Prendre ses distances, d'abord au sens propre

Bérengère et Éric Maeker, 01 février 2018.

On impose, à distance, plus de respect.
Tacite

L'amour sait rapprocher les plus grandes distances, il sait unir parfois le ciel avec la terre.
Johann Wolfgang von Goethe
En plus de l'expression et des mouvements involontaires du corps, la notion de proximité est fondamentale à appréhender, en particulier pour les soignants.

L'expression du corps est d'une importance indéniable. Chaque mouvement, chaque position corporelle est un message qui s'adresse à soi autant qu'à autrui. Par exemple, lorsque la colère monte et que l'opposition est de mise, le corps se rigidifie, la colonne vertébrale devient raide, le regard exprime, au minimum, le désaccord, le ton de la voix change et devient ferme voir hostile. Chez certaines personnes, le visage devient rouge, d'où l'expression “rouge de colère”. L'ensemble du corps exprime un combat, une hostilité. La colère sert essentiellement à protéger son espace vital, ainsi lorsqu'une personne, par ses propos ou ses actes, empiète l'espace vital, un message bruyant lui est adressé afin de le faire fuir, de lui faire peur et de lui indiquer la limite à respecter. Ces attitudes ou modifications corporelles échappent au contrôle volontaire. Pour s'en faire l'idée, il suffit d'essayer, tout en respirant normalement, de forcer son visage à rougir comme dans l'expression de la colère, l'échec est assuré.

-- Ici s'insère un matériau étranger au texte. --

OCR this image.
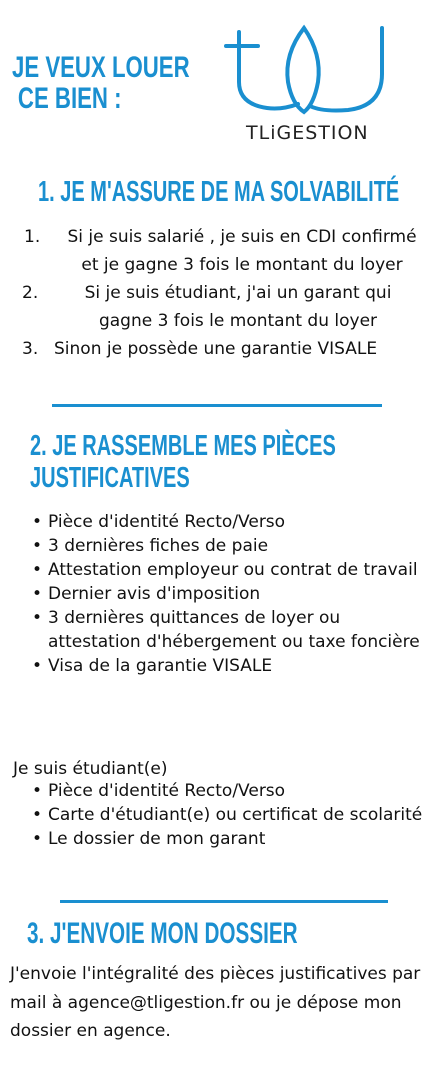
JE VEUX LOUER
CE BIEN :
TLiGESTION
1. JE M'ASSURE DE MA SOLVABILITÉ
1.	Si je suis salarié , je suis en CDI confirmé et je gagne 3 fois le montant du loyer
2.	Si je suis étudiant, j'ai un garant qui gagne 3 fois le montant du loyer
3. Sinon je possède une garantie VISALE
2. JE RASSEMBLE MES PIÈCES
JUSTIFICATIVES
• Pièce d'identité Recto/Verso
• 3 dernières fiches de paie
• Attestation employeur ou contrat de travail
• Dernier avis d'imposition
• 3 dernières quittances de loyer ou attestation d'hébergement ou taxe foncière
• Visa de la garantie VISALE
Je suis étudiant(e)
• Pièce d'identité Recto/Verso
• Carte d'étudiant(e) ou certificat de scolarité
• Le dossier de mon garant
3. J'ENVOIE MON DOSSIER
J'envoie l'intégralité des pièces justificatives par mail à agence@tligestion.fr ou je dépose mon dossier en agence.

Certains psychologues ont étudié les expressions du visage, des séries télévisuelles en ont tiré leur inspiration, surtout lorsqu'il s'agissait de rechercher des signes évocateur de mensonge volontaire.

Au niveau corporel et de façon générale, Edward Hall (1971) précise l'existence de cercles de proximité. Ces cercles imaginaires, dont le centre est la personne et qui l'entourent, précisent le type d'interaction et permettent de définir le niveau d'intimité toléré et ressenti entre deux personnes. Plus les cercles se rapprochent du corps, plus le niveau d'intimité est élevé. Deux personnes amoureuses peuvent être collées l'une à l'autre, car ils s'affectionnent et se transmettent de l'amour. A l'opposé, un employer qui passe son entretien d'embauche avec un patron, dans l'hypothèse qu'ils se rencontrent pour la première fois, restent à une grande distance, avec de préférence un bureau entre les deux comme pour matérialiser la division des deux personnes. Il parait improbable qu'une embrassade amicale soit tolérée par le patron.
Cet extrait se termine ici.